Hong Kong’s authorities had already relaxed rules last year to help revive the market, allowing home buyers to pay less upfront when buying certain properties, and cutting by half the taxes for those buying a second property and for home purchases by foreigners. By the end of 2023, the price index for private homes reached a seven-year low, according to Hong Kong’s Rating and Valuation Department.

The city’s monetary authority relaxed mortgage rules further on Wednesday, allowing potential buyers to borrow more for homes valued at around $4 million.

The shares of Hong Kong’s property developers jumped after the announcement, defying a selloff in the wider market. New World Development , Sun Hung Kai Properties and Henderson Land Development were higher in afternoon trading, clawing back some of their losses from a slide in their stock prices this year.
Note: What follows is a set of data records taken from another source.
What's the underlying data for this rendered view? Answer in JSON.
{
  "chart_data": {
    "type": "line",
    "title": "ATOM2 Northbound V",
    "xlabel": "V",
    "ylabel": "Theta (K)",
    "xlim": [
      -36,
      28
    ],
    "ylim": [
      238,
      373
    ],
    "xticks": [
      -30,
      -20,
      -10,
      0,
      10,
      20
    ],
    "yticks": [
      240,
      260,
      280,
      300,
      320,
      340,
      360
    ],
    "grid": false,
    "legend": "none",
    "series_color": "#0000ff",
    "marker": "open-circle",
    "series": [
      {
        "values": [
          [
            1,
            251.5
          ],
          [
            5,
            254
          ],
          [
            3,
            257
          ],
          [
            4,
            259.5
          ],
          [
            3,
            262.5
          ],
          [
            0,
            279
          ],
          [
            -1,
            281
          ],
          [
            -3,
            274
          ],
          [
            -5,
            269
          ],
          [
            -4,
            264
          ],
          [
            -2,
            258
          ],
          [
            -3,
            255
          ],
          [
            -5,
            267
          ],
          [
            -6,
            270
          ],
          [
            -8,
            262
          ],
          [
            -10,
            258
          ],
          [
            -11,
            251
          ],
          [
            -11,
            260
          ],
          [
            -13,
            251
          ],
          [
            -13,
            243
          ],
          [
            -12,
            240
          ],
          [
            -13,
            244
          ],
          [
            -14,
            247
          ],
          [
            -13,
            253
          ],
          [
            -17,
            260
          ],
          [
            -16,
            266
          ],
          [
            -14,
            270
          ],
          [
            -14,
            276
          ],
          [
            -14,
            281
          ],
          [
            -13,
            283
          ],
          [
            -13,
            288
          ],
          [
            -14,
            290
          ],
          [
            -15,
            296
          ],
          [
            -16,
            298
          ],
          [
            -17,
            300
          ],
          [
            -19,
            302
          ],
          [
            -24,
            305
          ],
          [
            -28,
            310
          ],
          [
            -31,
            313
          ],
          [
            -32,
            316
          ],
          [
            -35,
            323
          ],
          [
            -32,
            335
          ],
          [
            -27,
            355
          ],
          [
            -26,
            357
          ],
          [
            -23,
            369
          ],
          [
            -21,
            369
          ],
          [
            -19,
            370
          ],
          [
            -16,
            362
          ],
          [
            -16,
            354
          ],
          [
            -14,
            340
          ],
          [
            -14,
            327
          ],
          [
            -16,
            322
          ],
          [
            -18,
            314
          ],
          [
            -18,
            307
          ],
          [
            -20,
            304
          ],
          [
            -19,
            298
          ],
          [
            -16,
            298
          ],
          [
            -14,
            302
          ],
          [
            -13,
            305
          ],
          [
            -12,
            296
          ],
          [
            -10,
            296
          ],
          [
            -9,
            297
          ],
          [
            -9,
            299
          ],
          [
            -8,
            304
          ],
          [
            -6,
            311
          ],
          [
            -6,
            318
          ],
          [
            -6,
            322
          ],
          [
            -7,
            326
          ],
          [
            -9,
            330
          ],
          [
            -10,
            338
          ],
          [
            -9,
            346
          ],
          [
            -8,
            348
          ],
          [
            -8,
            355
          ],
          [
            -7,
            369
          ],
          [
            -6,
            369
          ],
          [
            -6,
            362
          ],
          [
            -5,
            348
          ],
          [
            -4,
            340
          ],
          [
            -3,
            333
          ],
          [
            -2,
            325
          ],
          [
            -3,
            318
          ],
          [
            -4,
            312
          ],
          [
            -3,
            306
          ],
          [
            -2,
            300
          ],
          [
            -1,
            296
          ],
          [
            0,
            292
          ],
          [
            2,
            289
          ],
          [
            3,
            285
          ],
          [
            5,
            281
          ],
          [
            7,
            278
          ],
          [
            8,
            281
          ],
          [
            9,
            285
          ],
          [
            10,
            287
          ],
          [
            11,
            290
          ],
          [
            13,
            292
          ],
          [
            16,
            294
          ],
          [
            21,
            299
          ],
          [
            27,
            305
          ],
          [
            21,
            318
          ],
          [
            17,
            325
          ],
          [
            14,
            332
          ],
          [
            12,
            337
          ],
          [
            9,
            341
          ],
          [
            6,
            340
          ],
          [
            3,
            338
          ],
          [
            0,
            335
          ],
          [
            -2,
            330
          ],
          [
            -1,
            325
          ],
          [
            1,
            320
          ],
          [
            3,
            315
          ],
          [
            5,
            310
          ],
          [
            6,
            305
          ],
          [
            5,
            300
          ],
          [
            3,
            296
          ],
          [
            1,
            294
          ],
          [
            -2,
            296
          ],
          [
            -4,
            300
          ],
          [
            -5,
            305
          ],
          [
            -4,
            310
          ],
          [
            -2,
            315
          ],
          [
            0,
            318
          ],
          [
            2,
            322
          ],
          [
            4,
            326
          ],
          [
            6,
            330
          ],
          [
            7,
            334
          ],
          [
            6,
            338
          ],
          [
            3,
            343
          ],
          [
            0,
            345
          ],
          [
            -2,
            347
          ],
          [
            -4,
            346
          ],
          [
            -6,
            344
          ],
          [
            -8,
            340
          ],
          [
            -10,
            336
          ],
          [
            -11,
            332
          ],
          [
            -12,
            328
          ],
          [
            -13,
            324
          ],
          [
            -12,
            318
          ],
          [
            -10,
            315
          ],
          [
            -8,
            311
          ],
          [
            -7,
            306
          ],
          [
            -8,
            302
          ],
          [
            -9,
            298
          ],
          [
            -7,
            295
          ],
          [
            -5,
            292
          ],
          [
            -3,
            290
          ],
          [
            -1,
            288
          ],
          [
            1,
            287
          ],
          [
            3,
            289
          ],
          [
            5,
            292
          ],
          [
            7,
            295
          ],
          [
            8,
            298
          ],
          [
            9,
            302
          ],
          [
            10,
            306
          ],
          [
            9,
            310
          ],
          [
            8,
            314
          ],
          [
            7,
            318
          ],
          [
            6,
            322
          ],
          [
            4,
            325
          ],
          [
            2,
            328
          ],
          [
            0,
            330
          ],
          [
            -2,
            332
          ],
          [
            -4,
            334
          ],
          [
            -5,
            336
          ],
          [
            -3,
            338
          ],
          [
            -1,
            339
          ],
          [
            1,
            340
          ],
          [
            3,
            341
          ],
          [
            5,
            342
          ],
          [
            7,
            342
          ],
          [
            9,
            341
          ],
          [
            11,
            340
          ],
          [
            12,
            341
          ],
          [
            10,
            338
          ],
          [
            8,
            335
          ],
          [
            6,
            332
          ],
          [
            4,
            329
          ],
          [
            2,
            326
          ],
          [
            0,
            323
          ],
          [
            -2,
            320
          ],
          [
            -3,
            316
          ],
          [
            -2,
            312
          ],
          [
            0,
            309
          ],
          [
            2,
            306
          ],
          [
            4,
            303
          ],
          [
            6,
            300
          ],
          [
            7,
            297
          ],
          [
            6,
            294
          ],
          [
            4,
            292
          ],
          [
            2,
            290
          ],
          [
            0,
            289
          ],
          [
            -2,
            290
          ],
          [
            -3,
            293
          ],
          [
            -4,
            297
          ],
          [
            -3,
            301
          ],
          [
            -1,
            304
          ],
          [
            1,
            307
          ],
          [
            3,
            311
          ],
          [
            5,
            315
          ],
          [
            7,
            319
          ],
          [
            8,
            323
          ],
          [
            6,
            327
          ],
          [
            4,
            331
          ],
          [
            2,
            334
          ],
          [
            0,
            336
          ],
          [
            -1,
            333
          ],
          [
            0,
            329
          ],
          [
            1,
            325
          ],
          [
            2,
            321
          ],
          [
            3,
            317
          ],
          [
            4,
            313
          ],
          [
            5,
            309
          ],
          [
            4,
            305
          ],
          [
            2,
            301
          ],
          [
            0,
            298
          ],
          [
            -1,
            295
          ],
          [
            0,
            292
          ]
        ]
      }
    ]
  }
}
The city’s budget deficit will widen to about $13 billion in the coming fiscal year, which starts on April 1. That is larger than expected, Chan said. Revenues from land sales and leases, an important source of government income, will fall to about $2.5 billion, about $8.4 billion lower than the original estimate and far lower than the previous year, according to Chan.

The sweeping property measures are part of broader plans by Hong Kong’s government to prop up the city amid competition from Singapore and elsewhere. Stringent pandemic controls and anxieties about Beijing’s political crackdown led to  an exodus of local residents and foreigners  from the Asian financial centre.

But tens of thousands of Chinese nationals have arrived in the past year, the result of Hong Kong  rolling out new visa rules aimed at luring talent in 2022.